Set text composition

Last updated on Jun 2, 2026

Learn how to select between text composers and control how text flows in your Adobe InDesign layouts.

Text composition affects how InDesign handles spacing, hyphenation, and line breaks across paragraphs. Use different composition methods and set preferences to influence how text reflows and how evenly it appears in a layout.

Select a composition method

Select one or more paragraphs you want to affect.

Select Type > Paragraph or Window > Control.

Open the Paragraph panel menu icon or Control panel menu icon.

Select Adobe Paragraph Composer or Adobe Single-line Composer.

Set composition preferences

Select Edit > Preferences > Composition (Windows) or InDesign > Preferences > Composition (macOS).

In the Highlight section, select highlighting options to identify composition problems on screen: Keep Violations, H&J Violations (hyphenation and justification), Custom Tracking/Kerning, Substituted Fonts, or Substituted Glyphs.

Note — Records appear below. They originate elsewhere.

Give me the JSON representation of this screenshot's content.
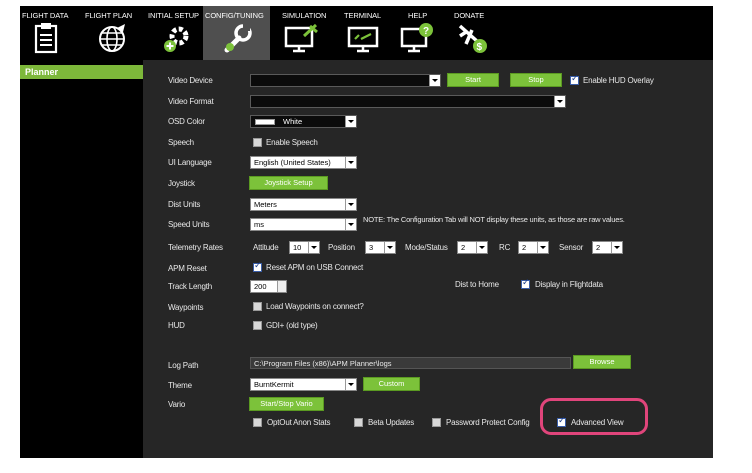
{
  "menu": {
    "tabs": [
      {
        "label": "FLIGHT DATA",
        "icon": "clipboard-icon"
      },
      {
        "label": "FLIGHT PLAN",
        "icon": "globe-icon"
      },
      {
        "label": "INITIAL SETUP",
        "icon": "gear-plus-icon"
      },
      {
        "label": "CONFIG/TUNING",
        "icon": "wrench-icon"
      },
      {
        "label": "SIMULATION",
        "icon": "monitor-plane-icon"
      },
      {
        "label": "TERMINAL",
        "icon": "terminal-icon"
      },
      {
        "label": "HELP",
        "icon": "help-monitor-icon"
      },
      {
        "label": "DONATE",
        "icon": "donate-plane-icon"
      }
    ],
    "active": "CONFIG/TUNING"
  },
  "sidebar": {
    "items": [
      {
        "label": "Planner"
      }
    ]
  },
  "colors": {
    "accent": "#7cc23a",
    "highlight": "#e0457b",
    "panel": "#262626"
  },
  "planner": {
    "video_device": {
      "label": "Video Device",
      "value": "",
      "start_label": "Start",
      "stop_label": "Stop",
      "hud_overlay_label": "Enable HUD Overlay",
      "hud_overlay_checked": true
    },
    "video_format": {
      "label": "Video Format",
      "value": ""
    },
    "osd_color": {
      "label": "OSD Color",
      "value": "White"
    },
    "speech": {
      "label": "Speech",
      "checkbox_label": "Enable Speech",
      "checked": false
    },
    "ui_language": {
      "label": "UI Language",
      "value": "English (United States)"
    },
    "joystick": {
      "label": "Joystick",
      "button_label": "Joystick Setup"
    },
    "dist_units": {
      "label": "Dist Units",
      "value": "Meters"
    },
    "speed_units": {
      "label": "Speed Units",
      "value": "ms"
    },
    "units_note": "NOTE: The Configuration Tab will NOT display these units, as those are raw values.",
    "telemetry": {
      "label": "Telemetry Rates",
      "attitude_label": "Attitude",
      "attitude_value": "10",
      "position_label": "Position",
      "position_value": "3",
      "mode_label": "Mode/Status",
      "mode_value": "2",
      "rc_label": "RC",
      "rc_value": "2",
      "sensor_label": "Sensor",
      "sensor_value": "2"
    },
    "apm_reset": {
      "label": "APM Reset",
      "checkbox_label": "Reset APM on USB Connect",
      "checked": true
    },
    "track_length": {
      "label": "Track Length",
      "value": "200"
    },
    "dist_to_home": {
      "label": "Dist to Home",
      "checkbox_label": "Display in Flightdata",
      "checked": true
    },
    "waypoints": {
      "label": "Waypoints",
      "checkbox_label": "Load Waypoints on connect?",
      "checked": false
    },
    "hud": {
      "label": "HUD",
      "checkbox_label": "GDI+ (old type)",
      "checked": false
    },
    "log_path": {
      "label": "Log Path",
      "value": "C:\\Program Files (x86)\\APM Planner\\logs",
      "browse_label": "Browse"
    },
    "theme": {
      "label": "Theme",
      "value": "BurntKermit",
      "custom_label": "Custom"
    },
    "vario": {
      "label": "Vario",
      "button_label": "Start/Stop Vario"
    },
    "optout": {
      "label": "OptOut Anon Stats",
      "checked": false
    },
    "beta": {
      "label": "Beta Updates",
      "checked": false
    },
    "password": {
      "label": "Password Protect Config",
      "checked": false
    },
    "advanced": {
      "label": "Advanced View",
      "checked": true
    }
  }
}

In the Text Wrap section, select options to control how text wraps around objects: Justify Text Next to an Object, Skip by Leading, Text Wrap Only Affects Text Beneath, or Honor Text Indents in addition to Text Wrap.

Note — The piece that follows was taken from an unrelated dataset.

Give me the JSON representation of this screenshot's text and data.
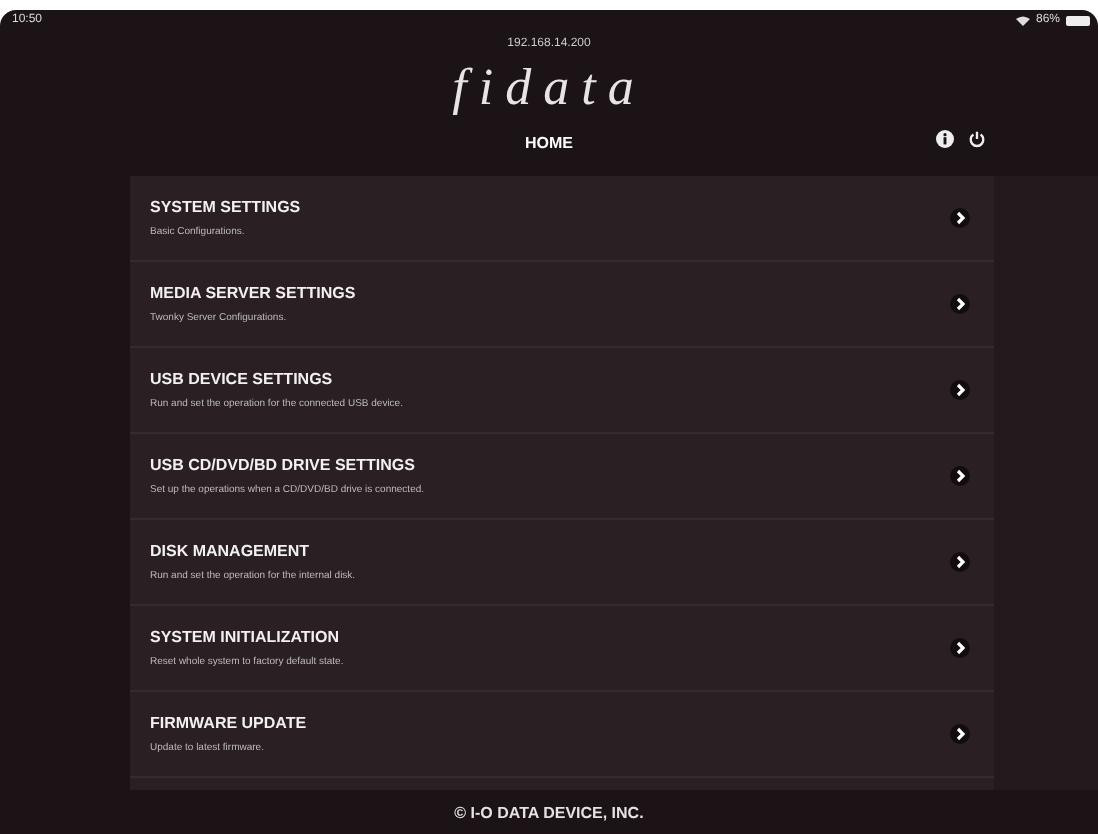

In the Mojikumi Compatibility Modes section (visible only in CJK versions of InDesign), select Use New Vertical Scaling or Use CID-Based Mojikumi.

Select OK.

Text composition methods

When you work with text in InDesign, the application continuously decides where lines break, how spacing is distributed, and when hyphenation occurs. This process, called composition, directly affects readability and the visual consistency of your text.

How composition methods work

InDesign provides two composition methods that evaluate potential line breaks based on your hyphenation and justification settings. These settings define acceptable ranges for word spacing, letter spacing, glyph scaling, and hyphenation. The composer then selects the best solution within those limits.

The key difference between the methods, Adobe Paragraph Composer and Adobe Single-line Composer, is scope. One considers the entire paragraph, while the other evaluates text line by line. The method you select influences how edits affect surrounding lines.

Adobe Paragraph Composer

Adobe Paragraph Composer, the default option, evaluates all lines in a paragraph together. It can adjust earlier lines to prevent poor breaks later in the paragraph, resulting in more even spacing and fewer hyphens overall.

This method typically produces more consistent text color and smoother paragraphs. It’s best suited for long-form content such as books, articles, and magazines, where overall paragraph quality is more important than controlling individual line breaks.

Adobe Single-line Composer

Adobe Single-line Composer composes text one line at a time. Each line is finalized before the next is evaluated, without considering how decisions affect later lines.

Because changes tend to affect fewer subsequent lines compared to Paragraph Composer, this method is useful for headlines, pull quotes, and short text where precise control over line breaks is important. The trade-off is less consistent spacing and potentially more hyphenation.

Japanese composition methods

InDesign also includes Japanese Single-line and Japanese Paragraph composers, designed for Japanese typography. These follow the same line-by-line and paragraph-based principles but apply Japanese-specific rules for line breaking, spacing, and character placement.